Spherical-multipole analysis of scattering by finite and semi-infinite elliptic cones

The interest in scattering by elliptic cones is mainly motivated by the role which the diffraction coefficients play in asymptotic high frequency theories like the GTD (geometrical theory of diffraction) or the uniform theory of diffraction. Since the elliptic cone possesses a two-parametric tip, the pertinent field must contain the information of a very general tip diffraction coefficient (TDC). This TDC is obtained by analysis of the field scattered by a semi-infinite elliptic cone and is then validated by comparing the exact field scattered by a finite elliptic cone with the corresponding complete GTD-result (including the TDC).
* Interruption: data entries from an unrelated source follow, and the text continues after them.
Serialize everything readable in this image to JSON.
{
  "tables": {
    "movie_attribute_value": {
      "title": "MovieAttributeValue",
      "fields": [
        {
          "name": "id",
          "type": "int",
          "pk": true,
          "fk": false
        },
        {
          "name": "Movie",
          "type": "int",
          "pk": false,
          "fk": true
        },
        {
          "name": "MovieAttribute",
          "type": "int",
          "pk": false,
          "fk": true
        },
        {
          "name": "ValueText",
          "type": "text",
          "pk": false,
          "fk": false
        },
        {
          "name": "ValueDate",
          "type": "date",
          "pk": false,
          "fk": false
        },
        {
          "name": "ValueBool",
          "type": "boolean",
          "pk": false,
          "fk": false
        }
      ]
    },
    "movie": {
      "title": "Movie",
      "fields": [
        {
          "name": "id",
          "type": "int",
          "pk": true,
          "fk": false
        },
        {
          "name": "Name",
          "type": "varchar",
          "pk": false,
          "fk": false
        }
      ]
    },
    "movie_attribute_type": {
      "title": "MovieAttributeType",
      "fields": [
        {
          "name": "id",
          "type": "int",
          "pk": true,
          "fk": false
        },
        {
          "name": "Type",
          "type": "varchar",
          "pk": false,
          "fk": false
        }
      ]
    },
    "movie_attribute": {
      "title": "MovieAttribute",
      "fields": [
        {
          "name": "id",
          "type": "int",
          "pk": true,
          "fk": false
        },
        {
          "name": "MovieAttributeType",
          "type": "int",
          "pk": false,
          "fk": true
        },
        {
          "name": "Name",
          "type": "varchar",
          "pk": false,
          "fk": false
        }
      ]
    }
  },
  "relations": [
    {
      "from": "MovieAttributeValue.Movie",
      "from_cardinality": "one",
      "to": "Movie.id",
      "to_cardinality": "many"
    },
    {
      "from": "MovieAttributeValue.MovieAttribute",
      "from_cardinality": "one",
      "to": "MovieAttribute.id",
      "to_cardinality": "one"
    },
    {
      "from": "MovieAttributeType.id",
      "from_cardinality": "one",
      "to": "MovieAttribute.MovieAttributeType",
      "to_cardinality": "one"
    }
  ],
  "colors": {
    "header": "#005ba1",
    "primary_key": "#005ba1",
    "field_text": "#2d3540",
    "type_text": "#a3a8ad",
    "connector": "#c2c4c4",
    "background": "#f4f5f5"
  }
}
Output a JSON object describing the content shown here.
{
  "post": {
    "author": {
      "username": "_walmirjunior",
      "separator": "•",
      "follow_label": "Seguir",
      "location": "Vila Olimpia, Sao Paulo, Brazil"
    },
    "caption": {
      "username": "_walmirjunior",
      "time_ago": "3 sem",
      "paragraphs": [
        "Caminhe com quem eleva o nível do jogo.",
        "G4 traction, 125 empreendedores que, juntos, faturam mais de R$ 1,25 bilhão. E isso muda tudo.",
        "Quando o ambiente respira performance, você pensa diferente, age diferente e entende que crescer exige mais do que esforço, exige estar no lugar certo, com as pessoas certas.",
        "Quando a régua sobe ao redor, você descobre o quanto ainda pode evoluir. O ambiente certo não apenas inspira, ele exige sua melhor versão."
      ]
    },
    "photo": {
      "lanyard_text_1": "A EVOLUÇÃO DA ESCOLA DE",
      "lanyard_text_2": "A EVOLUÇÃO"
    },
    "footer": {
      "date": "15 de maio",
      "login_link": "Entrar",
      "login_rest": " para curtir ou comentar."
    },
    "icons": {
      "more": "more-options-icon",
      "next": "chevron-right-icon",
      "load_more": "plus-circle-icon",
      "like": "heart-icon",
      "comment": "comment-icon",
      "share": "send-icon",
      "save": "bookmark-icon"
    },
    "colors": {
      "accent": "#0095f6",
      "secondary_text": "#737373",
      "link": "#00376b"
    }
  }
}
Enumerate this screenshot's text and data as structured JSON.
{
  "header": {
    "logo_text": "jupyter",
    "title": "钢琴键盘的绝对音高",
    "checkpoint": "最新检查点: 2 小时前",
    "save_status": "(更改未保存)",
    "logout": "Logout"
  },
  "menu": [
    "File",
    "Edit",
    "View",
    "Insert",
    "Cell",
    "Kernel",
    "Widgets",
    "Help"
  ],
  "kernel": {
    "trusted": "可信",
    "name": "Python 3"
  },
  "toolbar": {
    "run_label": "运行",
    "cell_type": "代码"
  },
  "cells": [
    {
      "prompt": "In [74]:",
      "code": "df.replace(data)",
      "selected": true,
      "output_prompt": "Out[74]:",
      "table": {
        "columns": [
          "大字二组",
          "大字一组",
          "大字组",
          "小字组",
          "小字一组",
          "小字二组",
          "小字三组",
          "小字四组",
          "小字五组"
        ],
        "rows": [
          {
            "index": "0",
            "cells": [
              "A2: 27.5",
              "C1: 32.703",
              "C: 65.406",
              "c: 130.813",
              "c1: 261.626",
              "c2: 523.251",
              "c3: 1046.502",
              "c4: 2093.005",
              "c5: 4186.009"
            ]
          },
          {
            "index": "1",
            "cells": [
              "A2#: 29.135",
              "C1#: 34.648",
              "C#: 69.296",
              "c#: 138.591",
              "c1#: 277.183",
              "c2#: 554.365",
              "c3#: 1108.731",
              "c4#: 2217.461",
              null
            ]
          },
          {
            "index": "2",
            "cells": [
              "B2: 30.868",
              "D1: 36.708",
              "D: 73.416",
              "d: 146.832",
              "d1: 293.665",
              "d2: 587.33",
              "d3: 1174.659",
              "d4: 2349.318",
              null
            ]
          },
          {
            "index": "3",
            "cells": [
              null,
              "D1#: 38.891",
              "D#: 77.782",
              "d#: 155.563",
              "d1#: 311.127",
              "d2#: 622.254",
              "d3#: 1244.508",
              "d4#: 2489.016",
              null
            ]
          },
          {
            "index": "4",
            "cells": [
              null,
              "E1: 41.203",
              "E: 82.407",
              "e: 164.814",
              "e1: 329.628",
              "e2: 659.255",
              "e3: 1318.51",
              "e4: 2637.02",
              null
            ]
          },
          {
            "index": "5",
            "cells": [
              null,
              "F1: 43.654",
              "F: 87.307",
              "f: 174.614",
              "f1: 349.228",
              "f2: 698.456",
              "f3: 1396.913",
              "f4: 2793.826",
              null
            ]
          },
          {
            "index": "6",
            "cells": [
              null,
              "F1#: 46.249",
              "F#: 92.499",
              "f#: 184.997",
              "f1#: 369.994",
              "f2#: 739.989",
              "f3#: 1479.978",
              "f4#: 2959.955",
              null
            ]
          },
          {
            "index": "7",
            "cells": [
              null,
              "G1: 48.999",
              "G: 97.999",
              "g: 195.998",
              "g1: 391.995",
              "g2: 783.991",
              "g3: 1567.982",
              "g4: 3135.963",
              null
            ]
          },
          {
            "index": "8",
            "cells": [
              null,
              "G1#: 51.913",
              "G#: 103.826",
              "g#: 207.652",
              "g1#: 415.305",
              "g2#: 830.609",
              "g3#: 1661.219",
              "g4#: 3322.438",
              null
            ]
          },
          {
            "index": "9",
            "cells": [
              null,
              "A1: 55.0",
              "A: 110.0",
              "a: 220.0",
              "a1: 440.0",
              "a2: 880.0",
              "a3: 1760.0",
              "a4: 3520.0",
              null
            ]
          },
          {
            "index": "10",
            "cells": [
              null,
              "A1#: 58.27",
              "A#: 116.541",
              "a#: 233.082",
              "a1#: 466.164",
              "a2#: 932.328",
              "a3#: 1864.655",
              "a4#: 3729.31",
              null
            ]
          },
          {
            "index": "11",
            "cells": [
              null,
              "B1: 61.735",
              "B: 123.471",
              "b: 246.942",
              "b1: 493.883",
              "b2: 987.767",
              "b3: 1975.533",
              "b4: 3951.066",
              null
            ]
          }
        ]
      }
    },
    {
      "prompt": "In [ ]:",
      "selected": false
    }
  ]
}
By applying the spherical-multipole technique the exact solutions for the scattering of EM waves by a finite as well as by a semi-infinite perfectly conducting elliptic cone are deduced. The vector problems are reduced to scalar problems. Products of spherical Bessel functions and so-called Lame products, the vector spherical-multipole functions can be derived, which form a complete base to construct any EM field outside the sources. The boundary-value problem for the finite elliptic cone is formulated as a standard two-domain problem. In each domain the EM field is described by an appropriate spherical multipole expansion, while the corresponding multipole amplitudes are found by enforcing the boundary- and continuity conditions of the field and by employing the orthogonality relations of the vector spherical-multipole functions. The problem of plane wave scattering by a semi-infinite elliptic cone is solved via the pertinent dyadic Green's function. Suitable sequence transformations are applied which enforce the convergence and yield the limiting value for these series.